I thought my heart jumped out my chest. But it actually fell into my tummy. And I'm no nurse or doctor but my heart rate quadrupled.

Yea, we had been engaged in a difference of opinions. It really wasn't an argument because there was no yelling. Remember, we were texting. I was trying to make a point about the way he responds to situation, but when I looked at my phone and saw that text, I was OUT DONE! I couldn't believe that he actually sent that message to me. Heck, I couldn't believe that he actually thought about humiliating me.

I've blogged about sexting and sending nude photos. And most peeps agree that sending a nude photo with your head cut off is OK. And nope I didn't think anything was really wrong with it, either. Honestly, I found it a bit titilating, fun and exciting. And I would really be doing a disservice if I left out that it is foreplay. And heck that has to be the most exciting part about sending a sexually suggestive text, photo or video, but errr uhhh I have changed my mind.

Recently, I found myself threatened and humiliated about a video that I made. Nah, that I starred in. LOLOLOLOL, yea, I'm laffin to keep from cryin... But seriously, I want others to learn from my mistake.

I had gone to a gentleman's club on a Saturday night after an evening on the town having fun, big fun.

After one girl finishes her routine, I turn to the guy and say, "I'm going to dance like that for you when we get home." And I did. And he videotaped it.

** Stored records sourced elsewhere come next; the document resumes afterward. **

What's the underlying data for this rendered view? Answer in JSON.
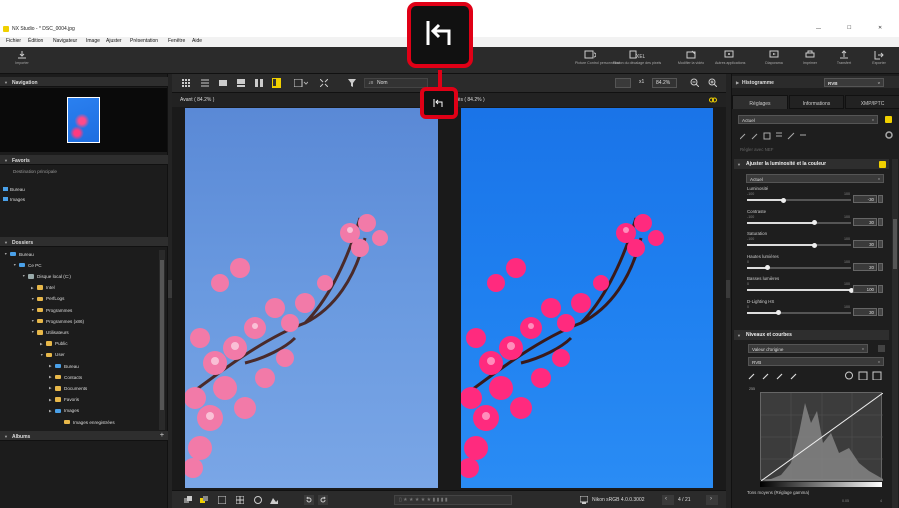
{
  "window": {
    "app_icon": "nx-studio-icon",
    "title": "NX Studio  - * DSC_0004.jpg",
    "controls": {
      "minimize": "—",
      "maximize": "☐",
      "close": "✕"
    }
  },
  "menu": [
    "Fichier",
    "Édition",
    "Navigateur",
    "Image",
    "Ajuster",
    "Présentation",
    "Fenêtre",
    "Aide"
  ],
  "toolbar": {
    "import": "Importer",
    "buttons": [
      "Picture Control personnalisé",
      "Fusion du décalage des pixels",
      "Modifier la vidéo",
      "Autres applications",
      "Diaporama",
      "Imprimer",
      "Transfert",
      "Exporter"
    ]
  },
  "left": {
    "navigation": "Navigation",
    "favoris": "Favoris",
    "destination": "Destination principale",
    "fav_items": [
      "Bureau",
      "Images"
    ],
    "dossiers": "Dossiers",
    "tree": [
      {
        "label": "Bureau",
        "level": 0,
        "icon": "blue"
      },
      {
        "label": "Ce PC",
        "level": 1,
        "icon": "pc"
      },
      {
        "label": "Disque local (C:)",
        "level": 2,
        "icon": "disk"
      },
      {
        "label": "Intel",
        "level": 3,
        "icon": "folder"
      },
      {
        "label": "PerfLogs",
        "level": 3,
        "icon": "folder"
      },
      {
        "label": "Programmes",
        "level": 3,
        "icon": "folder"
      },
      {
        "label": "Programmes (x86)",
        "level": 3,
        "icon": "folder"
      },
      {
        "label": "Utilisateurs",
        "level": 3,
        "icon": "folder"
      },
      {
        "label": "Public",
        "level": 4,
        "icon": "folder"
      },
      {
        "label": "User",
        "level": 4,
        "icon": "folder"
      },
      {
        "label": "Bureau",
        "level": 5,
        "icon": "blue"
      },
      {
        "label": "Contacts",
        "level": 5,
        "icon": "folder"
      },
      {
        "label": "Documents",
        "level": 5,
        "icon": "folder"
      },
      {
        "label": "Favoris",
        "level": 5,
        "icon": "folder"
      },
      {
        "label": "Images",
        "level": 5,
        "icon": "blue"
      },
      {
        "label": "Images enregistrées",
        "level": 6,
        "icon": "folder"
      }
    ],
    "albums": "Albums",
    "albums_add": "+"
  },
  "view": {
    "sort": "Nom",
    "zoom_x": "x1",
    "zoom": "84.2%",
    "before": "Avant ( 84.2% )",
    "after": "rès ( 84.2% )"
  },
  "bottom": {
    "profile": "Nikon sRGB 4.0.0.3002",
    "page": "4 / 21"
  },
  "right": {
    "histogram": "Histogramme",
    "hist_mode": "RVB",
    "tabs": [
      "Réglages",
      "Informations",
      "XMP/IPTC"
    ],
    "preset": "Actuel",
    "tool_note": "Régler avec NEF",
    "section1": "Ajuster la luminosité et la couleur",
    "section1_preset": "Actuel",
    "sliders": [
      {
        "name": "Luminosité",
        "min": "-100",
        "max": "100",
        "value": "-30",
        "frac": 0.35
      },
      {
        "name": "Contraste",
        "min": "-100",
        "max": "100",
        "value": "30",
        "frac": 0.65
      },
      {
        "name": "Saturation",
        "min": "-100",
        "max": "100",
        "value": "30",
        "frac": 0.65
      },
      {
        "name": "Hautes lumières",
        "min": "0",
        "max": "100",
        "value": "20",
        "frac": 0.2
      },
      {
        "name": "Basses lumières",
        "min": "0",
        "max": "100",
        "value": "100",
        "frac": 1.0
      },
      {
        "name": "D-Lighting HS",
        "min": "0",
        "max": "100",
        "value": "30",
        "frac": 0.3
      }
    ],
    "section2": "Niveaux et courbes",
    "levels_preset": "Valeur d'origine",
    "levels_channel": "RVB",
    "hist_top": "255",
    "gamma_label": "Tons moyens (Réglage gamma)",
    "gamma_min": "0.05",
    "gamma_max": "4"
  },
  "callout": {
    "icon": "compare-toggle-icon"
  },
  "colors": {
    "callout": "#e00016",
    "accent": "#f0d000"
  }
}
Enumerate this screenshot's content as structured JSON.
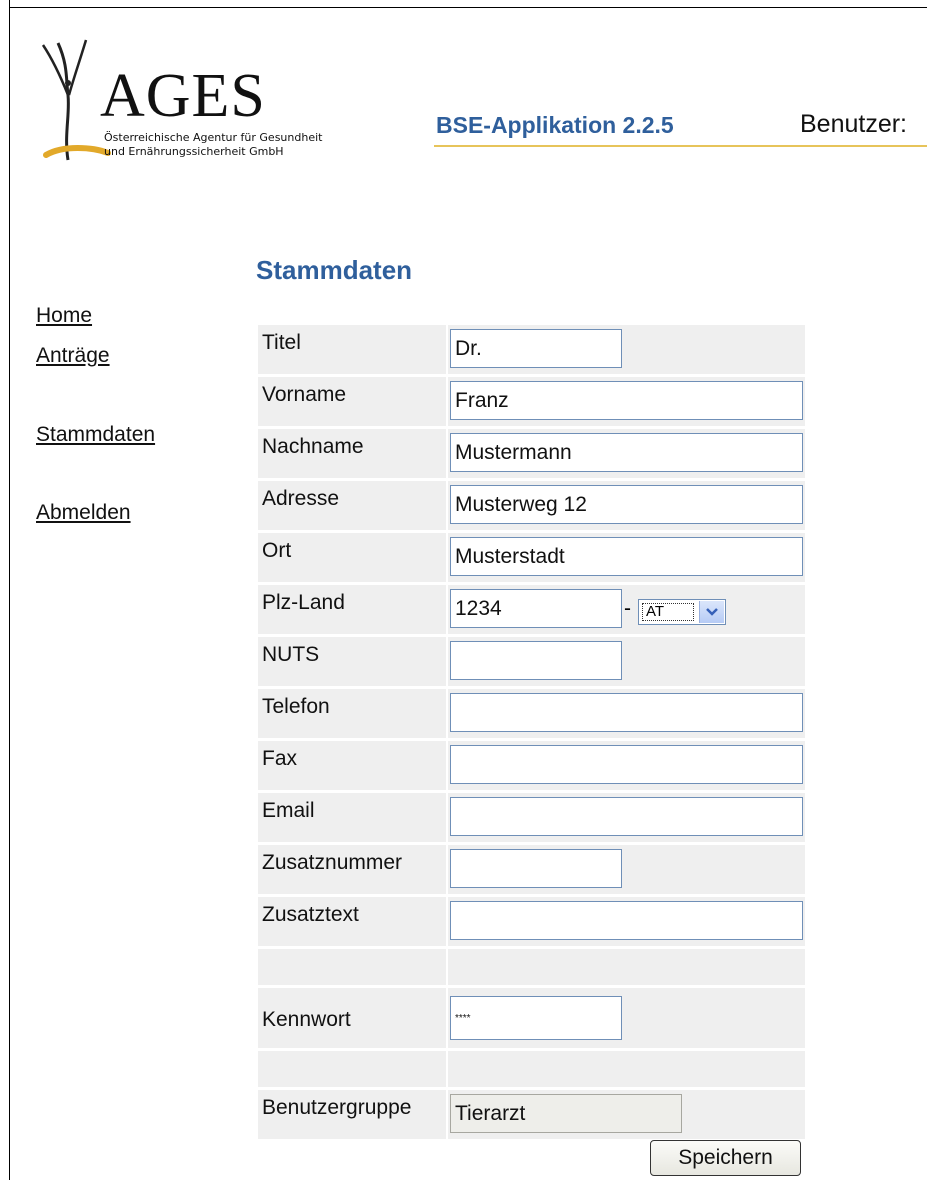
{
  "header": {
    "logo": {
      "name": "AGES",
      "subtitle_line1": "Österreichische Agentur für Gesundheit",
      "subtitle_line2": "und Ernährungssicherheit GmbH"
    },
    "app_title": "BSE-Applikation 2.2.5",
    "user_label": "Benutzer:",
    "accent_color": "#e7c45a",
    "title_color": "#2f5f9c"
  },
  "nav": {
    "items": [
      {
        "label": "Home"
      },
      {
        "label": "Anträge"
      },
      {
        "label": "Stammdaten"
      },
      {
        "label": "Abmelden"
      }
    ]
  },
  "page": {
    "title": "Stammdaten"
  },
  "form": {
    "titel": {
      "label": "Titel",
      "value": "Dr."
    },
    "vorname": {
      "label": "Vorname",
      "value": "Franz"
    },
    "nachname": {
      "label": "Nachname",
      "value": "Mustermann"
    },
    "adresse": {
      "label": "Adresse",
      "value": "Musterweg 12"
    },
    "ort": {
      "label": "Ort",
      "value": "Musterstadt"
    },
    "plz_land": {
      "label": "Plz-Land",
      "plz": "1234",
      "separator": "-",
      "land": "AT"
    },
    "nuts": {
      "label": "NUTS",
      "value": ""
    },
    "telefon": {
      "label": "Telefon",
      "value": ""
    },
    "fax": {
      "label": "Fax",
      "value": ""
    },
    "email": {
      "label": "Email",
      "value": ""
    },
    "zusatznummer": {
      "label": "Zusatznummer",
      "value": ""
    },
    "zusatztext": {
      "label": "Zusatztext",
      "value": ""
    },
    "kennwort": {
      "label": "Kennwort",
      "value": "****"
    },
    "benutzergruppe": {
      "label": "Benutzergruppe",
      "value": "Tierarzt"
    },
    "save_label": "Speichern"
  }
}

At the time, I wasn't thinking that maybe he would threaten to show it off on Facebook one day. I'm not famous. You can't make any money off of it, sooooo what would be the point of showing anyone else the video? I thought he just wanted it for himself.

He hasn't put the video online yet, but ladies and yes, gentleman, it was a very scary feeling. I've been through some shiggidy with mean things being said before but I have never had something give me this feeling in the pit of my stomach. It was a humiliating feeling to have someone threaten to reveal to the world something that I did in the privacy of my own home.

Sooooo ladies and ummm gents too, you may think that the person you are sending photos and videos to will never share it with anyone. I did too, but he not only threatened once but two times to do it soooooo one never really knows what another is capable of doing. And yea, I'm mad at him, but I'm made at myself more.

I love Sanford and Son, love it, and everytime I think about what I have done, I say, "Youuuuu biiiiig dummmmmy!"

Have you ever made a sex tape or sexually suggestive tape and had someone threaten to post it online or share with others? What would make a person do that? Tell me.